Prior to Tuesday’s extension news, many were already looking towards the free agent market after the 2020 season, when Trout would have become a free agent. Bryce Harper, who signed a 13-year, $330 million contract with the Phillies earlier this month, openly talked about recruiting Trout to the Phillies. Trout is from Millville, New Jersey, which is roughly an hour away from Philadelphia. Trout grew up a Phillies fan and is commonly seen at Eagles games during the baseball offseason. It made sense to think Trout would test free agency and come back home. The Angels have made the playoffs once during Trout’s career: 2014, when they were swept out of the ALDS in three games by the Royals. The club has averaged an 84-78 record during Trout’s career. The Phillies are on the come-up. Why would Trout want to hang around the Angels, mired in mediocrity?

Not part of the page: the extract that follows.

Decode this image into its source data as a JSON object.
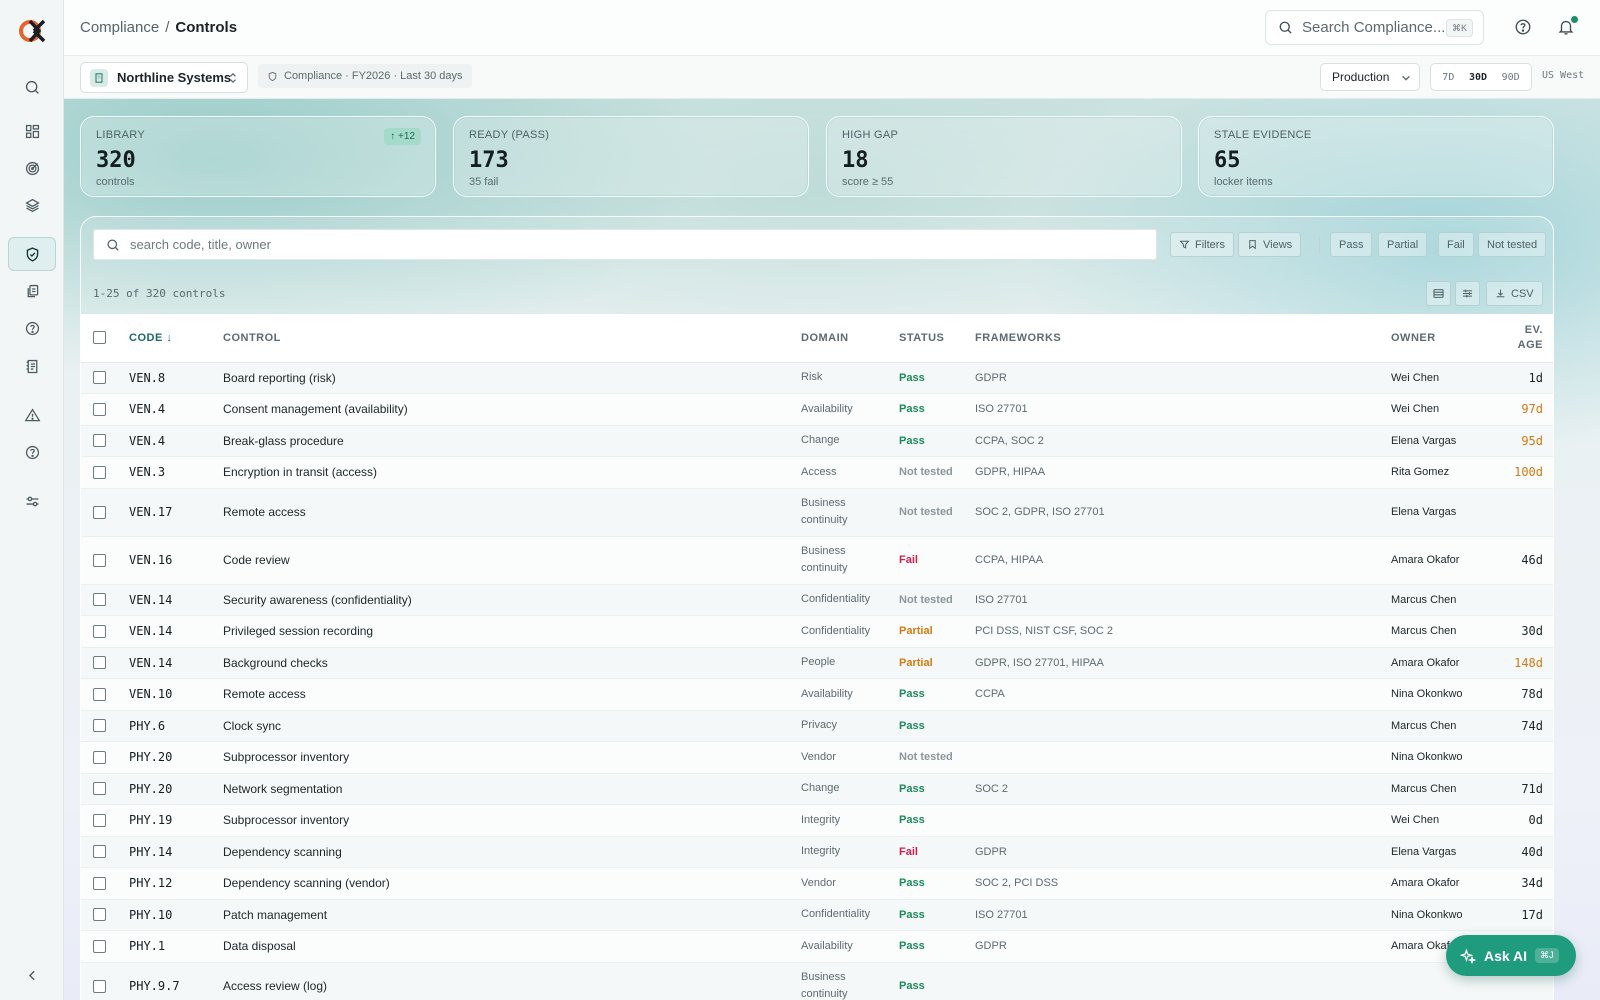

Trout, however, has been deeply invested in the Angels’ future. The New York Post’s Joel Sherman tweeted, “Something that stood out to me while in #Angels camp: how invested Trout was in LAA’s improving farm system. Eppler told me Trout would sometimes call and ask if he had noticed something in a minor league boxscore. To me a sign he was in with LAA’s future.” What are the chances that Bryant and Acuña, for example, share a similar feeling of devotion to their respective teams after having their service time shamelessly manipulated?
One benefit of not treating players as disposable labor is loyalty, a feeling of “we’re in this together.” The Angels didn’t jerk Trout around like teams have done with so many other top prospects. They willingly gave a pre-arb Trout a raise when they could have nickel-and-dimed him to save $450,000 in 2014. They invested nearly $150 million in him as a 22-year-old. That paid dividends down the road, as Trout is now so invested in the Angels’ success that he has foregone a chance at free agency, when he possibly could have become baseball’s first half-billion-dollar man. Having Trout secured at a relative bargain through the 2030 season, and currently holding players like Shohei Ohtani and top prospects like Jo Adell, makes the Angels an attractive landing spot for free agents, international and domestic alike. Current players will want to stay in Anaheim. Angels fans will get to see one of the best baseball players of all time in an Angels uniform until his late-30’s. He will go into the Hall of Fame wearing an Angels cap. The Angels will have another decade of Trout drawing fans to TV broadcasts as well as Angels Stadium where they’ll spend money on concessions, t-shirts, and jerseys. Trout is a once-in-a-lifetime player, but other teams should take note: treating your players with dignity and respect may cost a few extra bucks up front, but the long-term gains can be bountiful.